Ce roman inspiré de la vie de Duras (biographie ici) est structuré autour de deux parties. D'abord, une première partie qui évoque surtout le passé, notamment la construction d'un barrage pour arrêter les vagues et pouvoir cultiver la plaine : l'espoir et le désespoir ou les moulins de Don Quichotte. La mère s'obstine à vouloir construire un avenir pour ses enfants mais finalement il ne reste que la désillusion. Dès les premières lignes le désespoir est palpable, tout semble vain et sans issue... "Bientôt la mère s'endormit tout à fait. En tout d'un coup, la tête ballante, la bouche entrouverte, complètement en allée dans le lait du sommeil, elle flotta, légère, dans la pleine innocence. On ne pouvait plus lui en vouloir. Elle avait aimé démesurément la vie et c'était son espérance infatigable, incurable, qui en avait fait ce qu'elle était devenue une désespérée de l'espoir même. Cet espoir l'avait usé, détruite, nudifiée à ce point que son sommeil qui l'en reposait, même la mort, semblait-il, ne pouvait plus le dépasser."

La deuxième partie est centrée sur Joseph : le ton change, avec une intrigue amoureuse et les personnages évoluent. Les lieux changent aussi, la ville, mais le désespoir reste.

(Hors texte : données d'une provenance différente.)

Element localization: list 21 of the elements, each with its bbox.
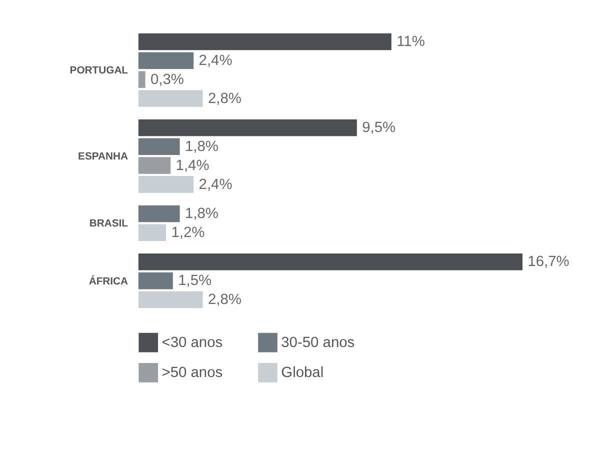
data-label: 16,7% xyxy=(528,254,570,270)
data-label: 11% xyxy=(396,34,425,50)
data-label: 1,2% xyxy=(171,224,205,241)
data-label: 0,3% xyxy=(150,72,184,88)
data-label: 1,5% xyxy=(178,273,212,290)
data-label: 1,8% xyxy=(185,138,218,155)
y-tick-label: PORTUGAL xyxy=(70,66,129,77)
legend-label: 30-50 anos xyxy=(281,334,355,351)
legend-label: >50 anos xyxy=(162,365,223,382)
data-label: 2,4% xyxy=(198,176,232,193)
data-label: 2,4% xyxy=(198,52,232,69)
legend-label: <30 anos xyxy=(162,334,223,351)
y-tick-label: BRASIL xyxy=(89,218,129,230)
data-label: 1,4% xyxy=(176,158,210,174)
y-tick-label: ESPANHA xyxy=(78,152,129,163)
data-label: 2,8% xyxy=(208,292,242,308)
data-label: 1,8% xyxy=(185,206,218,222)
legend-label: Global xyxy=(281,365,324,382)
data-label: 9,5% xyxy=(362,120,396,136)
data-label: 2,8% xyxy=(208,90,242,107)
y-tick-label: ÁFRICA xyxy=(88,274,129,288)
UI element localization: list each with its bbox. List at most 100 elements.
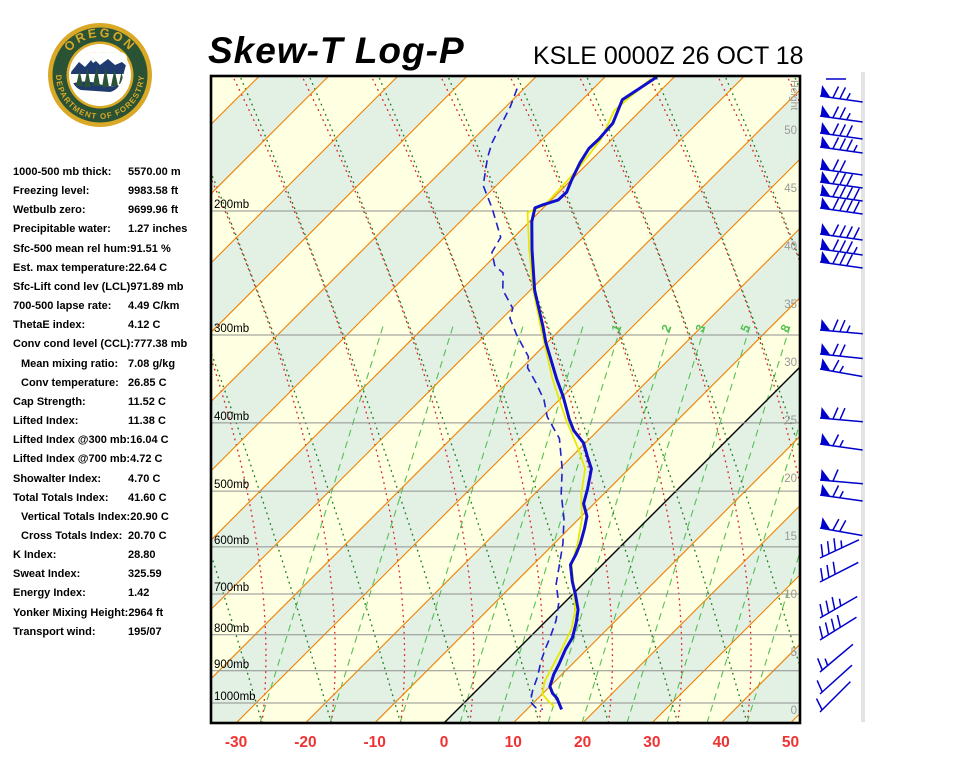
height-label: 10 xyxy=(784,589,797,601)
mixing-ratio-line xyxy=(666,324,791,723)
stat-row: Est. max temperature:22.64 C xyxy=(13,262,218,281)
height-label: 45 xyxy=(784,183,797,195)
stat-label: 700-500 lapse rate: xyxy=(13,300,112,313)
isotherm-line xyxy=(0,76,121,723)
temperature-axis-label: 20 xyxy=(574,734,591,751)
stat-row: Vertical Totals Index:20.90 C xyxy=(21,511,218,530)
stat-label: Sweat Index: xyxy=(13,568,81,581)
height-label: 50 xyxy=(784,125,797,137)
mixing-ratio-line xyxy=(329,324,454,723)
wind-barb xyxy=(819,538,860,559)
stat-label: Yonker Mixing Height: xyxy=(13,606,129,619)
stat-label: Mean mixing ratio: xyxy=(21,357,119,370)
isotherm-line xyxy=(211,76,468,334)
temp-band xyxy=(860,76,960,723)
stat-value: 4.72 C xyxy=(130,453,163,466)
stat-row: Precipitable water: 1.27 inches xyxy=(13,223,218,242)
stat-label: Transport wind: xyxy=(13,625,96,638)
stat-row: Lifted Index @700 mb:4.72 C xyxy=(13,453,218,472)
temp-band xyxy=(0,76,190,723)
stat-row: K Index: 28.80 xyxy=(13,549,218,568)
pressure-label: 800mb xyxy=(214,623,249,635)
stat-row: Lifted Index: 11.38 C xyxy=(13,415,218,434)
isotherm-line xyxy=(790,712,800,723)
pressure-label: 400mb xyxy=(214,411,249,423)
stat-value: 2964 ft xyxy=(128,606,164,619)
isotherm-line xyxy=(211,76,399,264)
wind-barb xyxy=(816,643,854,673)
wind-barb xyxy=(816,664,853,695)
isotherm-line xyxy=(582,504,800,723)
isotherm-line xyxy=(860,76,960,723)
stat-value: 11.38 C xyxy=(128,415,166,428)
isotherm-line xyxy=(211,76,537,403)
station-datetime-title: KSLE 0000Z 26 OCT 18 xyxy=(533,42,804,70)
isotherm-line xyxy=(211,89,800,680)
pressure-label: 300mb xyxy=(214,323,249,335)
isotherm-line xyxy=(929,76,960,723)
stat-value: 4.49 C/km xyxy=(128,300,180,313)
stat-row: Sfc-Lift cond lev (LCL)971.89 mb xyxy=(13,281,218,300)
stat-label: Sfc-500 mean rel hum: xyxy=(13,242,131,255)
isotherm-line xyxy=(305,227,800,723)
temp-band xyxy=(211,89,800,723)
stat-label: Est. max temperature: xyxy=(13,261,129,274)
stat-value: 9983.58 ft xyxy=(128,185,179,198)
stat-row: Lifted Index @300 mb:16.04 C xyxy=(13,434,218,453)
wind-barb xyxy=(819,85,863,103)
stat-value: 26.85 C xyxy=(128,376,167,389)
stat-row: Yonker Mixing Height:2964 ft xyxy=(13,607,218,626)
plot-interior: 1 2 3 5 8200mb300mb400mb500mb600mb700mb800mb… xyxy=(0,76,960,723)
moist-adiabat-line xyxy=(509,76,683,723)
isotherm-line xyxy=(211,76,745,611)
stat-label: Lifted Index @700 mb: xyxy=(13,453,131,466)
stat-label: Freezing level: xyxy=(13,185,90,198)
stat-label: Conv temperature: xyxy=(21,376,119,389)
mixing-ratio-line xyxy=(399,324,524,723)
stat-row: Cross Totals Index: 20.70 C xyxy=(21,530,218,549)
pressure-label: 700mb xyxy=(214,582,249,594)
isotherm-line xyxy=(211,76,330,195)
isotherm-line xyxy=(211,76,607,472)
wind-barb xyxy=(819,158,863,176)
wind-barb xyxy=(819,343,863,360)
stat-label: Vertical Totals Index: xyxy=(21,510,131,523)
moist-adiabat-line xyxy=(647,76,800,488)
moist-adiabat-line xyxy=(211,176,336,723)
stat-value: 28.80 xyxy=(128,549,156,562)
isotherm-line xyxy=(211,76,676,541)
moist-adiabat-line xyxy=(578,76,752,723)
stat-value: 195/07 xyxy=(128,625,162,638)
isotherm-line xyxy=(512,435,800,723)
wind-barb xyxy=(815,681,851,713)
freezing-isotherm-line xyxy=(443,366,800,723)
wind-barb xyxy=(819,319,863,335)
sounding-indices-panel: 1000-500 mb thick: 5570.00 m Freezing leve… xyxy=(13,166,218,645)
moist-adiabat-line xyxy=(301,76,475,723)
mixing-ratio-line xyxy=(497,324,622,723)
height-axis-title: Height xyxy=(788,80,800,110)
wind-barb xyxy=(819,136,863,154)
temp-band xyxy=(790,713,800,723)
stat-value: 325.59 xyxy=(128,568,162,581)
height-label: 15 xyxy=(784,531,797,543)
page-title: Skew-T Log-P xyxy=(208,30,465,71)
height-label: 5 xyxy=(791,647,797,659)
stat-value: 971.89 mb xyxy=(130,280,184,293)
stat-value: 91.51 % xyxy=(130,242,171,255)
stat-value: 16.04 C xyxy=(130,434,169,447)
stat-label: Precipitable water: xyxy=(13,223,111,236)
height-label: 0 xyxy=(791,705,797,717)
temperature-axis-label: 0 xyxy=(440,734,449,751)
stat-label: Lifted Index @300 mb: xyxy=(13,434,131,447)
stat-row: Conv cond level (CCL):777.38 mb xyxy=(13,338,218,357)
temperature-axis-label: 40 xyxy=(713,734,730,751)
wind-barb xyxy=(819,595,858,619)
stat-value: 41.60 C xyxy=(128,491,167,504)
temperature-axis-label: 30 xyxy=(643,734,660,751)
isotherm-line xyxy=(0,76,190,723)
height-label: 35 xyxy=(784,299,797,311)
temp-band xyxy=(211,76,800,679)
stat-row: Freezing level: 9983.58 ft xyxy=(13,185,218,204)
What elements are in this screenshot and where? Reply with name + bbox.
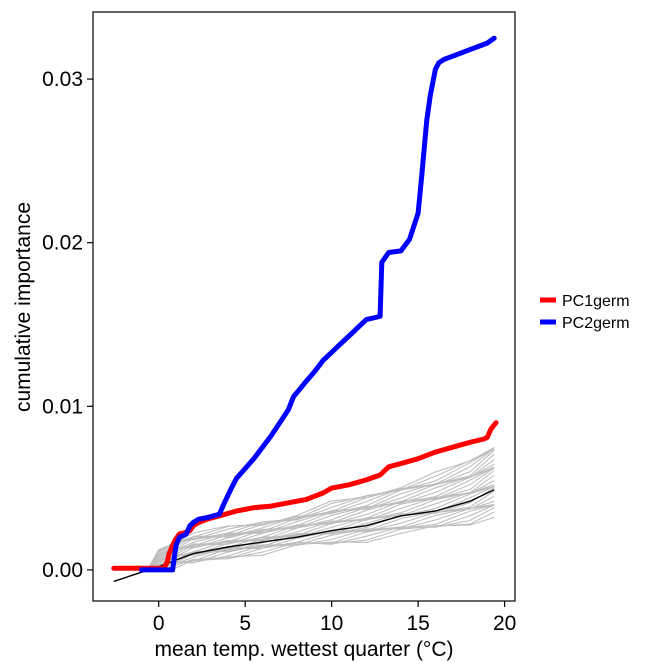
x-axis-label: mean temp. wettest quarter (°C) xyxy=(154,638,453,661)
gray-reference-line xyxy=(149,487,495,569)
y-tick-label: 0.01 xyxy=(42,395,83,418)
legend-label-pc2germ: PC2germ xyxy=(562,315,630,332)
black-reference-line xyxy=(113,489,495,583)
x-tick-label: 20 xyxy=(493,612,516,635)
x-tick-label: 10 xyxy=(320,612,343,635)
legend-label-pc1germ: PC1germ xyxy=(562,293,630,310)
gray-reference-line xyxy=(149,448,495,566)
gray-reference-line xyxy=(149,447,495,566)
panel-border xyxy=(92,11,516,602)
gray-reference-line xyxy=(149,459,495,567)
x-tick-label: 5 xyxy=(239,612,251,635)
black-reference-line-group xyxy=(113,489,495,583)
y-tick-label: 0.00 xyxy=(42,559,83,582)
y-axis: 0.00 0.01 0.02 0.03 xyxy=(42,68,93,582)
legend: PC1germ PC2germ xyxy=(540,293,630,332)
y-tick-label: 0.02 xyxy=(42,232,83,255)
series-line-pc1germ xyxy=(111,420,499,571)
x-tick-label: 15 xyxy=(406,612,429,635)
series-lines xyxy=(111,35,499,573)
y-axis-label: cumulative importance xyxy=(12,202,35,412)
x-axis: 0 5 10 15 20 xyxy=(153,601,516,635)
x-tick-label: 0 xyxy=(153,612,165,635)
series-line-pc2germ xyxy=(138,35,497,573)
y-tick-label: 0.03 xyxy=(42,68,83,91)
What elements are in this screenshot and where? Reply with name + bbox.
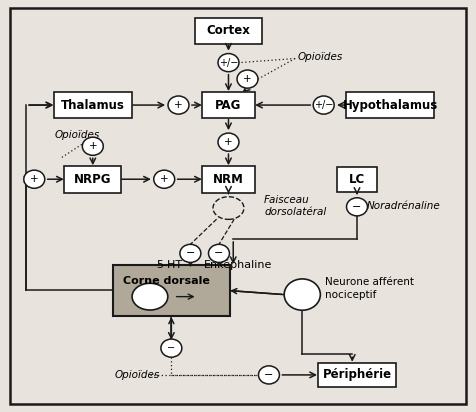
Text: Neurone afférent
nociceptif: Neurone afférent nociceptif: [325, 277, 414, 300]
Circle shape: [313, 96, 334, 114]
Circle shape: [208, 244, 229, 262]
Circle shape: [258, 366, 279, 384]
Text: −: −: [186, 248, 195, 258]
Text: Cortex: Cortex: [207, 24, 250, 37]
Text: Hypothalamus: Hypothalamus: [343, 98, 438, 112]
Circle shape: [154, 170, 175, 188]
FancyBboxPatch shape: [10, 8, 466, 404]
Circle shape: [237, 70, 258, 88]
Text: +: +: [243, 74, 252, 84]
Text: Thalamus: Thalamus: [61, 98, 125, 112]
Text: Périphérie: Périphérie: [322, 368, 392, 382]
Text: Opioïdes: Opioïdes: [114, 370, 159, 380]
FancyBboxPatch shape: [337, 167, 377, 192]
FancyBboxPatch shape: [53, 91, 132, 119]
Ellipse shape: [132, 283, 168, 310]
Circle shape: [218, 133, 239, 151]
Text: LC: LC: [349, 173, 365, 186]
Circle shape: [82, 137, 103, 155]
Text: PAG: PAG: [215, 98, 242, 112]
Text: Opioïdes: Opioïdes: [55, 130, 100, 140]
Text: Corne dorsale: Corne dorsale: [123, 276, 210, 286]
Circle shape: [347, 198, 367, 216]
Text: NRM: NRM: [213, 173, 244, 186]
Text: Faisceau
dorsolatéral: Faisceau dorsolatéral: [264, 195, 327, 217]
FancyBboxPatch shape: [64, 166, 121, 193]
Circle shape: [24, 170, 45, 188]
FancyBboxPatch shape: [195, 18, 262, 44]
Text: Enképhaline: Enképhaline: [204, 260, 272, 270]
Text: +: +: [89, 141, 97, 151]
Circle shape: [284, 279, 320, 310]
Text: Opioïdes: Opioïdes: [298, 52, 343, 62]
FancyBboxPatch shape: [202, 166, 255, 193]
Text: +: +: [174, 100, 183, 110]
Text: NRPG: NRPG: [74, 173, 111, 186]
FancyBboxPatch shape: [202, 91, 255, 119]
Text: +: +: [224, 137, 233, 147]
FancyBboxPatch shape: [318, 363, 396, 387]
Text: +/−: +/−: [219, 58, 238, 68]
Text: +: +: [160, 174, 169, 184]
Text: −: −: [264, 370, 274, 380]
Text: −: −: [352, 202, 362, 212]
FancyBboxPatch shape: [113, 265, 229, 316]
Circle shape: [168, 96, 189, 114]
Text: −: −: [167, 343, 176, 353]
Circle shape: [161, 339, 182, 357]
Circle shape: [218, 54, 239, 72]
Text: +: +: [30, 174, 39, 184]
Text: +/−: +/−: [314, 100, 333, 110]
FancyBboxPatch shape: [346, 91, 434, 119]
Text: 5-HT: 5-HT: [156, 260, 182, 269]
Text: Noradrénaline: Noradrénaline: [367, 201, 440, 211]
Text: −: −: [214, 248, 224, 258]
Circle shape: [180, 244, 201, 262]
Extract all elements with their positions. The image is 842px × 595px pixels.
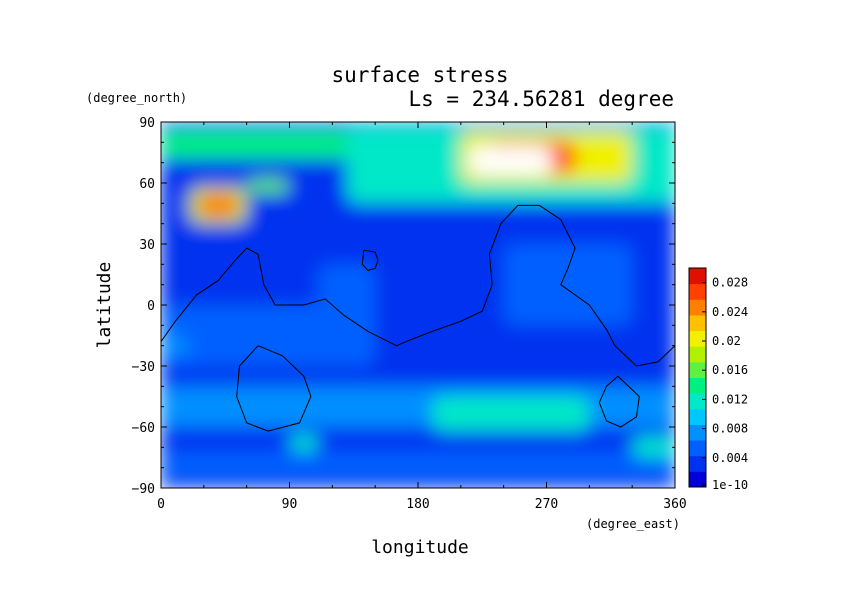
colorbar-label-3: 0.016 [712,363,748,377]
colorbar-label-0: 0.028 [712,276,748,290]
colorbar-label-6: 0.004 [712,451,748,465]
x-tick-label-4: 360 [663,497,686,512]
heatmap-cell-9 [318,264,376,326]
x-units-label: (degree_east) [586,517,680,531]
colorbar-segment-8 [689,346,706,363]
y-tick-label-5: −60 [132,421,155,436]
contour-southwest-ring [236,345,312,432]
colorbar-segment-11 [689,299,706,316]
colorbar-segment-3 [689,424,706,441]
colorbar-segment-2 [689,440,706,457]
x-tick-label-0: 0 [157,497,165,512]
colorbar-label-7: 1e-10 [712,478,748,492]
heatmap-cell-10 [503,244,633,326]
heatmap-cell-17 [196,193,240,218]
contour-southeast-ring [598,375,640,428]
colorbar-segment-10 [689,314,706,332]
colorbar-segment-4 [689,408,706,425]
y-tick-label-1: 60 [139,177,155,192]
y-tick-label-2: 30 [139,238,155,253]
colorbar-label-1: 0.024 [712,305,748,319]
y-axis-label: latitude [94,262,115,349]
x-tick-label-3: 270 [535,497,558,512]
colorbar-segment-12 [689,283,706,300]
heatmap-cell-3 [246,178,290,194]
colorbar-label-4: 0.012 [712,392,748,406]
heatmap-cell-11 [161,386,675,427]
saturated-region-0 [467,146,554,175]
chart-title: surface stress [331,63,508,87]
colorbar-segment-1 [689,455,706,472]
colorbar-segment-6 [689,377,706,394]
colorbar-segment-9 [689,330,706,347]
colorbar-label-5: 0.008 [712,422,748,436]
y-tick-label-6: −90 [132,482,155,497]
x-tick-label-2: 180 [406,497,429,512]
plot-area [161,122,675,488]
heatmap-cell-15 [632,437,675,458]
colorbar-frame [688,267,707,488]
x-tick-label-1: 90 [282,497,298,512]
contour-continent-outline [161,204,675,367]
heatmap-field [161,122,675,488]
y-tick-label-0: 90 [139,116,155,131]
colorbar-segment-0 [689,471,706,488]
contour-lines [161,204,675,432]
colorbar: 0.028 0.024 0.02 0.016 0.012 0.008 0.004 1e-10 [688,267,748,492]
chart-subtitle: Ls = 234.56281 degree [408,87,674,111]
colorbar-segment-13 [689,268,706,285]
heatmap-cell-12 [432,396,590,432]
x-axis-label: longitude [371,537,469,558]
contour-small-ellipse [361,249,379,271]
y-tick-label-4: −30 [132,360,155,375]
colorbar-label-2: 0.02 [712,334,741,348]
heatmap-cell-14 [161,335,190,356]
x-axis-ticks: 0 90 180 270 360 [157,122,687,512]
y-tick-label-3: 0 [147,299,155,314]
heatmap-cell-13 [289,435,319,452]
heatmap-cell-1 [161,451,675,478]
y-axis-ticks: 90 60 30 0 −30 −60 −90 [132,116,675,497]
y-units-label: (degree_north) [86,91,187,105]
colorbar-segment-7 [689,361,706,378]
colorbar-segment-5 [689,393,706,410]
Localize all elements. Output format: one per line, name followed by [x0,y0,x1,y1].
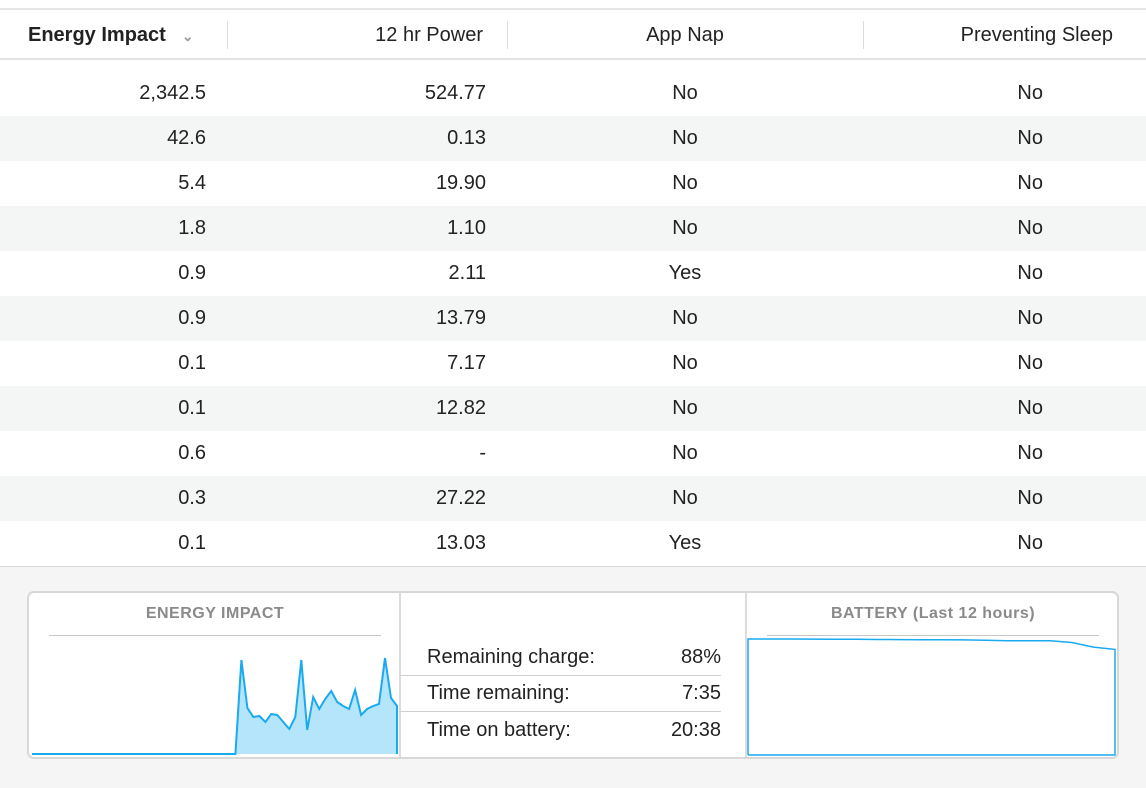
cell-app-nap: Yes [668,262,702,284]
cell-energy-impact: 0.9 [178,307,206,329]
cell-energy-impact: 2,342.5 [139,82,206,104]
stat-label: Time on battery: [427,719,571,741]
energy-impact-graph [32,657,398,755]
cell-energy-impact: 1.8 [178,217,206,239]
cell-energy-impact: 0.1 [178,532,206,554]
column-separator[interactable] [227,21,228,49]
table-row[interactable]: 42.6 0.13 No No [0,116,1146,161]
column-header-preventing-sleep[interactable]: Preventing Sleep [960,24,1113,46]
stat-value: 20:38 [670,719,721,741]
stat-value: 7:35 [682,682,721,704]
cell-energy-impact: 0.9 [178,262,206,284]
cell-12hr-power: 2.11 [448,262,486,284]
cell-12hr-power: 7.17 [447,352,486,374]
stat-label: Remaining charge: [427,646,595,668]
panel-divider [745,593,747,757]
cell-12hr-power: 19.90 [435,172,486,194]
column-separator[interactable] [507,21,508,49]
cell-12hr-power: 12.82 [435,397,486,419]
table-row[interactable]: 1.8 1.10 No No [0,206,1146,251]
cell-app-nap: No [672,307,698,329]
cell-12hr-power: 13.03 [435,532,486,554]
table-row[interactable]: 0.9 2.11 Yes No [0,251,1146,296]
summary-panel: ENERGY IMPACT Remaining charge: 88% Time … [0,566,1146,788]
stat-label: Time remaining: [427,682,570,704]
table-row[interactable]: 0.3 27.22 No No [0,476,1146,521]
table-header: Energy Impact ⌄ 12 hr Power App Nap Preve… [0,10,1146,60]
cell-12hr-power: 13.79 [435,307,486,329]
battery-line [747,638,1116,756]
energy-impact-title: ENERGY IMPACT [145,605,285,622]
top-divider [0,8,1146,10]
cell-preventing-sleep: No [1017,127,1043,149]
energy-line [32,657,398,755]
cell-preventing-sleep: No [1017,532,1043,554]
cell-energy-impact: 0.1 [178,352,206,374]
table-row[interactable]: 0.1 7.17 No No [0,341,1146,386]
table-row[interactable]: 0.1 13.03 Yes No [0,521,1146,566]
cell-preventing-sleep: No [1017,352,1043,374]
cell-energy-impact: 0.6 [178,442,206,464]
cell-preventing-sleep: No [1017,262,1043,284]
cell-energy-impact: 5.4 [178,172,206,194]
cell-energy-impact: 42.6 [167,127,206,149]
process-table: 2,342.5 524.77 No No 42.6 0.13 No No 5.4 19.90 No N… [0,71,1146,566]
table-row[interactable]: 5.4 19.90 No No [0,161,1146,206]
battery-title: BATTERY (Last 12 hours) [830,605,1036,622]
table-row[interactable]: 0.9 13.79 No No [0,296,1146,341]
column-separator[interactable] [863,21,864,49]
column-header-energy-impact[interactable]: Energy Impact ⌄ [28,10,194,60]
cell-energy-impact: 0.3 [178,487,206,509]
cell-app-nap: No [672,442,698,464]
chevron-down-icon: ⌄ [181,28,194,44]
cell-preventing-sleep: No [1017,172,1043,194]
cell-12hr-power: 524.77 [424,82,486,104]
title-underline [767,635,1099,636]
cell-preventing-sleep: No [1017,487,1043,509]
cell-app-nap: No [672,487,698,509]
column-label: Energy Impact [28,24,166,46]
stat-time-remaining: Time remaining: 7:35 [399,676,721,712]
column-header-app-nap[interactable]: App Nap [646,24,724,46]
cell-12hr-power: 27.22 [435,487,486,509]
cell-app-nap: No [672,352,698,374]
cell-12hr-power: - [479,442,486,464]
table-row[interactable]: 2,342.5 524.77 No No [0,71,1146,116]
cell-app-nap: No [672,217,698,239]
cell-app-nap: No [672,127,698,149]
title-underline [49,635,381,636]
column-header-12hr-power[interactable]: 12 hr Power [375,24,483,46]
summary-box: ENERGY IMPACT Remaining charge: 88% Time … [27,591,1119,759]
cell-preventing-sleep: No [1017,397,1043,419]
cell-energy-impact: 0.1 [178,397,206,419]
stat-remaining-charge: Remaining charge: 88% [399,640,721,676]
cell-preventing-sleep: No [1017,442,1043,464]
cell-app-nap: No [672,397,698,419]
energy-area [32,658,397,754]
cell-app-nap: No [672,82,698,104]
stat-time-on-battery: Time on battery: 20:38 [399,713,721,749]
cell-12hr-power: 1.10 [447,217,486,239]
table-row[interactable]: 0.1 12.82 No No [0,386,1146,431]
cell-preventing-sleep: No [1017,82,1043,104]
stat-value: 88% [680,646,721,668]
table-row[interactable]: 0.6 - No No [0,431,1146,476]
cell-app-nap: Yes [668,532,702,554]
cell-preventing-sleep: No [1017,217,1043,239]
cell-preventing-sleep: No [1017,307,1043,329]
battery-graph [747,638,1116,756]
cell-12hr-power: 0.13 [447,127,486,149]
cell-app-nap: No [672,172,698,194]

Dans un style oral, Duras raconte la vie de trois personnages, non sans une certaine ironie qui apparaît en creux. Aucun d'eux ne ressortira indemne mais une pointe d'optimiste apparaît à la fin. On perçoit dans cette autobiographie romancée quelques caractéristiques du Nouveau Roman : l'intrigue, les personnages se délitent... Des personnages médiocres, la dérision de l'événement, Un barrage contre le pacifique est un texte désespéré mais sans lyrisme. Un livre qu'on n'oublie pas de sitôt...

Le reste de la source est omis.